En 1995, Jafar Panahi obtient la Caméra d’or à Cannes pour son premier long métrage, Le Ballon blanc. Trente ans plus tard, il est couronné de la Palme d’or pour Un simple accident. En recevant son prix, il fait un appel à la liberté en Iran. Entre 1995 et 2025, il reçoit le Léopard d‘or à Locarno pour Le Miroir (1997), le Lion d’or à la Mostra de Venise pour Le Cercle (2000), l’Ours d’or à la Berlinale pour Taxi Téhéran (2015). Ces prix attestent d’une reconnaissance de la critique et d’une fidélité grandissante des spectateurs qui soutiennent sa persévérance et sa créativité à toute épreuve face aux interdictions de la République islamique d’Iran.
Né en 1960 dans une famille modeste avec un père d’origine azérie, Panahi a grandi dans les quartiers pauvres de Téhéran. Sa vie et son travail de cinéaste se déroulent sous l’autorité des ayatollahs et mollahs en place depuis la révolution islamique de 1979. Inspiré par Le Voleur de bicyclette (1948) de De Sica, il débute à la télévision iranienne avant de devenir l’assistant d’Abbas Kiarostami sur Au travers des oliviers (1994).

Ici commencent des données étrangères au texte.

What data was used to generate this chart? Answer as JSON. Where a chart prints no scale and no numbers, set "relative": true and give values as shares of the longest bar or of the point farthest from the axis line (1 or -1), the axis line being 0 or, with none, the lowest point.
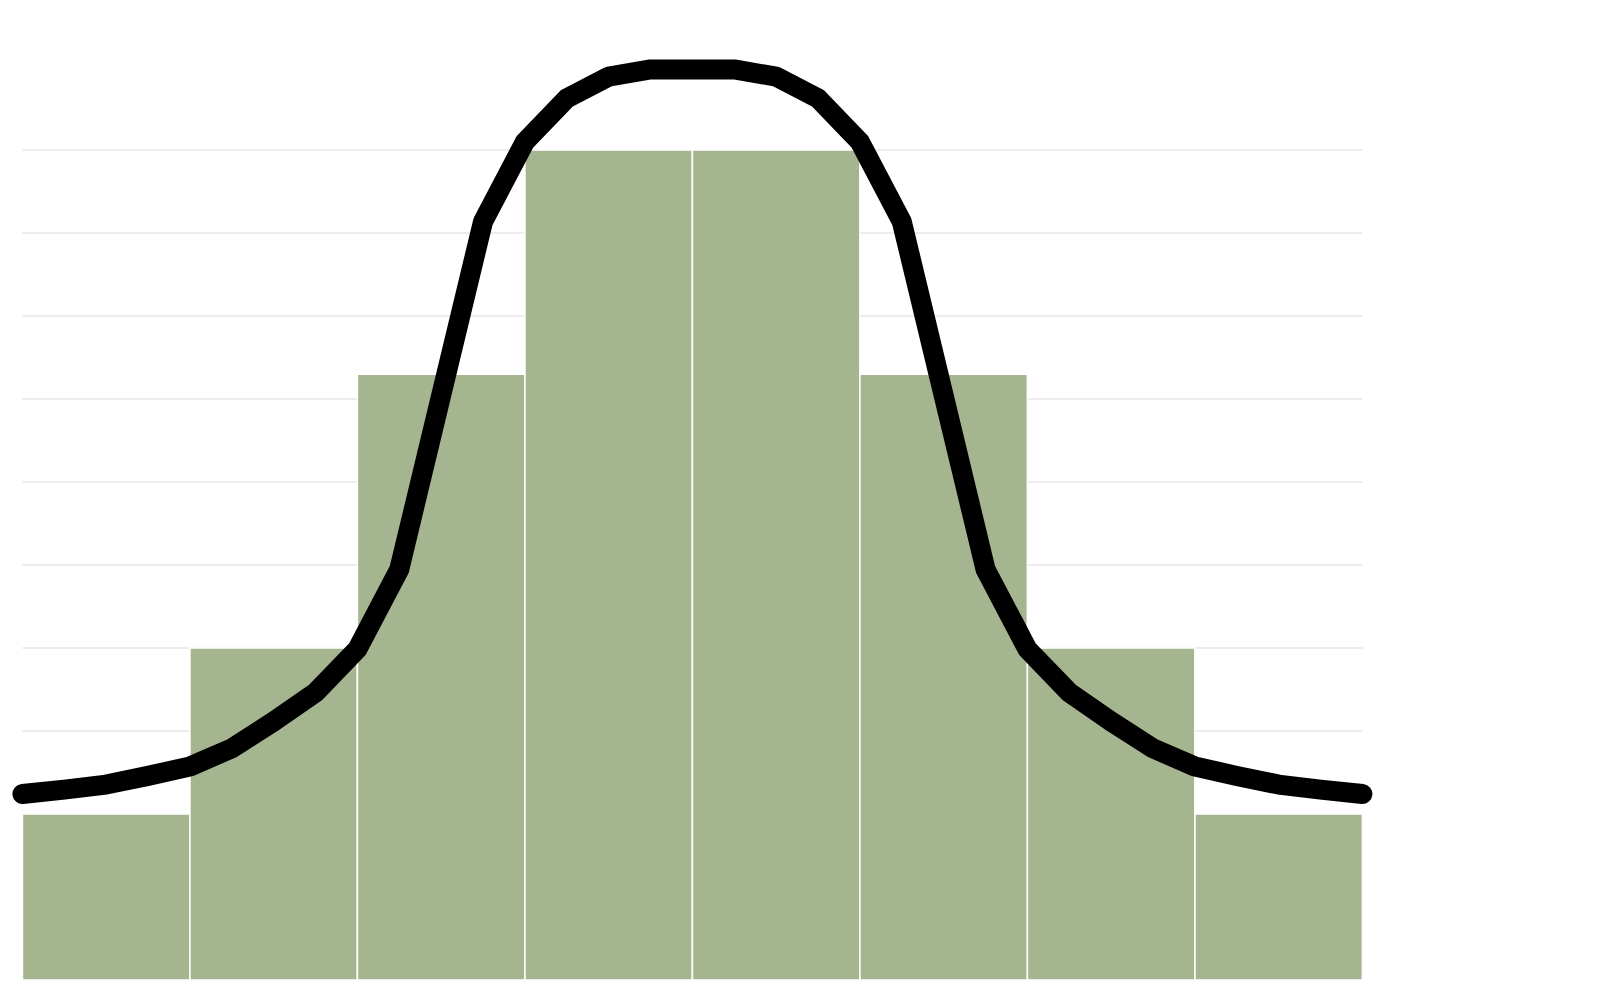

Figure centrale de la Nouvelle Vague iranienne, Kiarostami, cinéaste, peintre, écrivain et poète, fonde en 1969 la branche cinéma documentaire du Kanoon, laboratoire éducatif créé pour la jeunesse. Les films du Kanoon comme ceux de la Nouvelle Vague brouillent les frontières entre fiction et documentaire, questionnant sans cesse la représentation et ses artifices. Close-Up, où Kiarostami filme l’histoire d’un faux Makhmalbaf, en est un chef-d’œuvre d’esquive face à la censure. Il est aussi le scénariste du Ballon blanc, premier long métrage de Panahi.
Au début des années 2000, Panahi rompt avec les récits d’enfance et signe trois films qui le placent hors-la-loi. Le Cercle (2000) dénonce la condition des femmes en Iran, Sang et or (2003) transgresse les tabous et expose d’autres inégalités, enfin Hors-jeu (2006) défend les Iraniennes interdites de stade. Censurés dans son pays mais diffusés en festivals et sous le manteau, ces films marquent le début des accusations d’espionnage et de traitrise à son encontre. Depuis, Panahi, solidaire des mouvements de protestation de 2009 et 2022, a subi interrogatoires, isolement, condamnations à la prison, interdictions de filmer et de voyager. Comme Kiarostami, il refuse pourtant l’exil et choisit de rester en Iran.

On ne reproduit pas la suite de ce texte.